Alarmierende Entwicklung: Junge Menschen bekommen immer häufiger Krebs
Bildquelle: NiUS

Es ist eine Entwicklung, die Anlass zur Sorge gibt: Krebserkrankungen treten immer häufiger bereits bei jungen Erwachsenen auf. Fachleute warnen vor einem langfristigen Trend. Besonders stark betroffen ist die Generation der Millennials – Menschen, die in den Jahren zwischen 1981 und 1995 geboren wurden.
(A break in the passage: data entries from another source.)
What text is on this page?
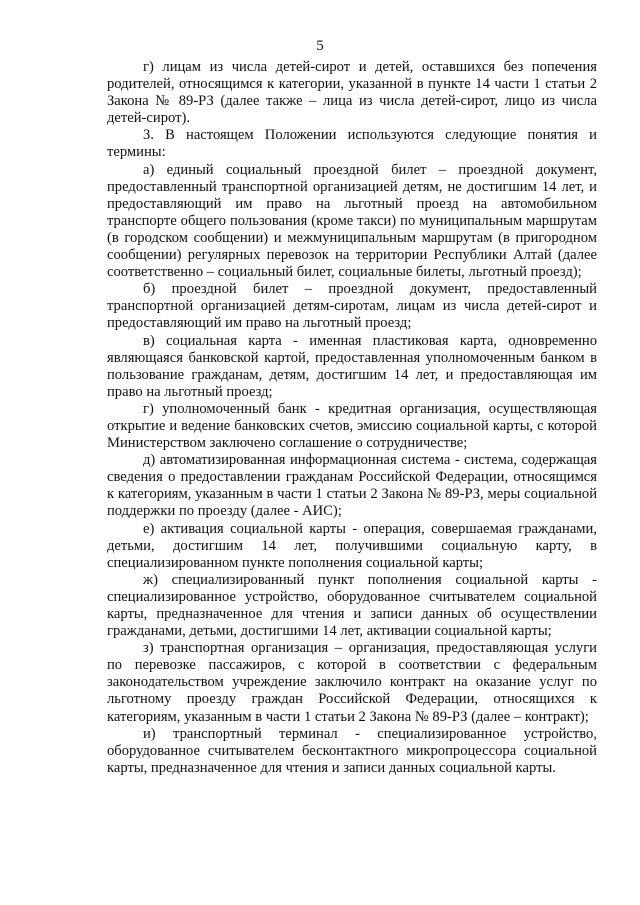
5

г) лицам из числа детей-сирот и детей, оставшихся без попечения родителей, относящимся к категории, указанной в пункте 14 части 1 статьи 2 Закона № 89-РЗ (далее также – лица из числа детей-сирот, лицо из числа детей-сирот).

3. В настоящем Положении используются следующие понятия и термины:

а) единый социальный проездной билет – проездной документ, предоставленный транспортной организацией детям, не достигшим 14 лет, и предоставляющий им право на льготный проезд на автомобильном транспорте общего пользования (кроме такси) по муниципальным маршрутам (в городском сообщении) и межмуниципальным маршрутам (в пригородном сообщении) регулярных перевозок на территории Республики Алтай (далее соответственно – социальный билет, социальные билеты, льготный проезд);

б) проездной билет – проездной документ, предоставленный транспортной организацией детям-сиротам, лицам из числа детей-сирот и предоставляющий им право на льготный проезд;

в) социальная карта - именная пластиковая карта, одновременно являющаяся банковской картой, предоставленная уполномоченным банком в пользование гражданам, детям, достигшим 14 лет, и предоставляющая им право на льготный проезд;

г) уполномоченный банк - кредитная организация, осуществляющая открытие и ведение банковских счетов, эмиссию социальной карты, с которой Министерством заключено соглашение о сотрудничестве;

д) автоматизированная информационная система - система, содержащая сведения о предоставлении гражданам Российской Федерации, относящимся к категориям, указанным в части 1 статьи 2 Закона № 89-РЗ, меры социальной поддержки по проезду (далее - АИС);

е) активация социальной карты - операция, совершаемая гражданами, детьми, достигшим 14 лет, получившими социальную карту, в специализированном пункте пополнения социальной карты;

ж) специализированный пункт пополнения социальной карты - специализированное устройство, оборудованное считывателем социальной карты, предназначенное для чтения и записи данных об осуществлении гражданами, детьми, достигшими 14 лет, активации социальной карты;

з) транспортная организация – организация, предоставляющая услуги по перевозке пассажиров, с которой в соответствии с федеральным законодательством учреждение заключило контракт на оказание услуг по льготному проезду граждан Российской Федерации, относящихся к категориям, указанным в части 1 статьи 2 Закона № 89-РЗ (далее – контракт);

и) транспортный терминал - специализированное устройство, оборудованное считывателем бесконтактного микропроцессора социальной карты, предназначенное для чтения и записи данных социальной карты.
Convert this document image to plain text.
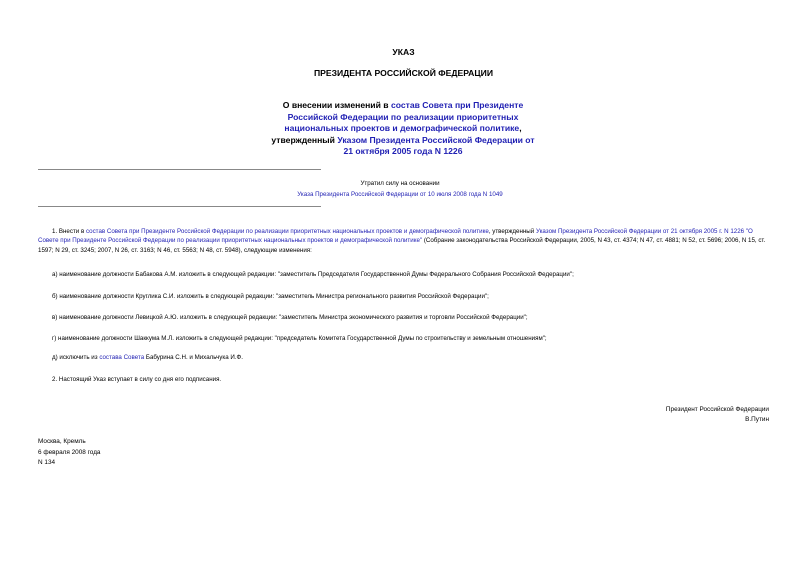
УКАЗ
ПРЕЗИДЕНТА РОССИЙСКОЙ ФЕДЕРАЦИИ
О внесении изменений в состав Совета при Президенте Российской Федерации по реализации приоритетных национальных проектов и демографической политике, утвержденный Указом Президента Российской Федерации от 21 октября 2005 года N 1226
Утратил силу на основании
Указа Президента Российской Федерации от 10 июля 2008 года N 1049
1. Внести в состав Совета при Президенте Российской Федерации по реализации приоритетных национальных проектов и демографической политике, утвержденный Указом Президента Российской Федерации от 21 октября 2005 г. N 1226 "О Совете при Президенте Российской Федерации по реализации приоритетных национальных проектов и демографической политике" (Собрание законодательства Российской Федерации, 2005, N 43, ст. 4374; N 47, ст. 4881; N 52, ст. 5696; 2006, N 15, ст. 1597; N 29, ст. 3245; 2007, N 26, ст. 3163; N 46, ст. 5563; N 48, ст. 5948), следующие изменения:
а) наименование должности Бабакова А.М. изложить в следующей редакции: "заместитель Председателя Государственной Думы Федерального Собрания Российской Федерации";
б) наименование должности Круглика С.И. изложить в следующей редакции: "заместитель Министра регионального развития Российской Федерации";
в) наименование должности Левицкой А.Ю. изложить в следующей редакции: "заместитель Министра экономического развития и торговли Российской Федерации";
г) наименование должности Шаккума М.Л. изложить в следующей редакции: "председатель Комитета Государственной Думы по строительству и земельным отношениям";
д) исключить из состава Совета Бабурина С.Н. и Михальчука И.Ф.
2. Настоящий Указ вступает в силу со дня его подписания.
Президент Российской Федерации
В.Путин
Москва, Кремль
6 февраля 2008 года
N 134
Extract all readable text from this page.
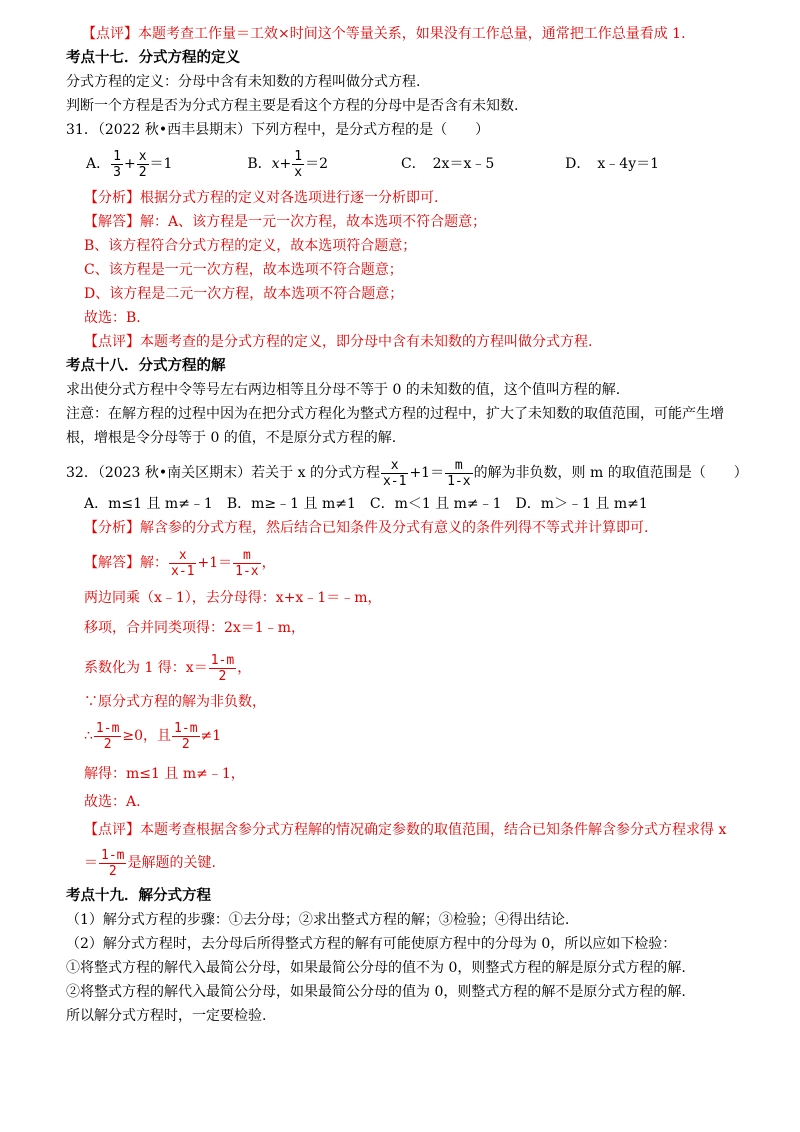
【点评】本题考查工作量＝工效×时间这个等量关系，如果没有工作总量，通常把工作总量看成 1.
考点十七．分式方程的定义
分式方程的定义：分母中含有未知数的方程叫做分式方程.
判断一个方程是否为分式方程主要是看这个方程的分母中是否含有未知数.
31．（2022 秋•西丰县期末）下列方程中，是分式方程的是（　　）
A． $\frac{1}{3} + \frac{x}{2} =1$	B．$x+ \frac{1}{x} =2$	C．　2x＝x﹣5	D．　x﹣4y＝1
【分析】根据分式方程的定义对各选项进行逐一分析即可.
【解答】解：A、该方程是一元一次方程，故本选项不符合题意；
B、该方程符合分式方程的定义，故本选项符合题意；
C、该方程是一元一次方程，故本选项不符合题意；
D、该方程是二元一次方程，故本选项不符合题意；
故选：B.
【点评】本题考查的是分式方程的定义，即分母中含有未知数的方程叫做分式方程.
考点十八．分式方程的解
求出使分式方程中令等号左右两边相等且分母不等于 0 的未知数的值，这个值叫方程的解.
注意：在解方程的过程中因为在把分式方程化为整式方程的过程中，扩大了未知数的取值范围，可能产生增
根，增根是令分母等于 0 的值，不是原分式方程的解.
32．（2023 秋•南关区期末）若关于 x 的分式方程 $\frac{x}{x-1} +1= \frac{m}{1-x}$ 的解为非负数，则 m 的取值范围是（　　）
A．m≤1 且 m≠﹣1　B．m≥﹣1 且 m≠1　C．m＜1 且 m≠﹣1　D．m＞﹣1 且 m≠1
【分析】解含参的分式方程，然后结合已知条件及分式有意义的条件列得不等式并计算即可.
【解答】解： $\frac{x}{x-1} +1= \frac{m}{1-x}$ ，
两边同乘（x﹣1），去分母得：x+x﹣1＝﹣m，
移项，合并同类项得：2x＝1﹣m，
系数化为 1 得：$x= \frac{1-m}{2}$ ，
∵原分式方程的解为非负数，
∴ $\frac{1-m}{2} \ge 0$，且 $\frac{1-m}{2} \ne 1$
解得：m≤1 且 m≠﹣1，
故选：A.
【点评】本题考查根据含参分式方程解的情况确定参数的取值范围，结合已知条件解含参分式方程求得 x
＝ $\frac{1-m}{2}$ 是解题的关键.
考点十九．解分式方程
（1）解分式方程的步骤：①去分母；②求出整式方程的解；③检验；④得出结论.
（2）解分式方程时，去分母后所得整式方程的解有可能使原方程中的分母为 0，所以应如下检验：
①将整式方程的解代入最简公分母，如果最简公分母的值不为 0，则整式方程的解是原分式方程的解.
②将整式方程的解代入最简公分母，如果最简公分母的值为 0，则整式方程的解不是原分式方程的解.
所以解分式方程时，一定要检验.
Nach Einschätzung der Immunologin Lydia Begoña Horndler Gil, Dozentin für Immunologie und Krebsbiologie an der Universidad San Jorge in Spanien, markiert diese Generation einen Wendepunkt. Erstmals liege das Risiko, an Krebs zu erkranken, bei Jüngeren höher als bei der Elterngeneration, schreibt die Expertin in einem Fachaufsatz.

Internationale Studien belegen diese Entwicklung. Demnach nahm die Zahl der Krebserkrankungen bei Menschen unter 50 Jahren zwischen 1990 und 2019 weltweit um fast 80 Prozent zu. Auch die Sterblichkeit in dieser Altersgruppe stieg deutlich – um rund 28 Prozent.

Lydia Begoña Horndler Gil ist Dozentin für Immunologie und Krebsbiologie an der Universidad San Jorge in Spanien.

Besonders auffällig sind die Zahlen aus den USA und Europa: Dort erkranken Millennials bei 17 von 34 untersuchten Krebsarten deutlich häufiger als die Babyboomer, in einigen Fällen liegt das Erkrankungsrisiko zwei- bis dreimal höher. Den stärksten Anstieg verzeichnen Darmkrebserkrankungen mit einem Plus von 167 Prozent, gefolgt von Schilddrüsenkrebs mit 75 Prozent. Auch Brustkrebs tritt bei jüngeren Erwachsenen je nach Region um bis zu 50 Prozent häufiger auf als noch vor wenigen Jahrzehnten.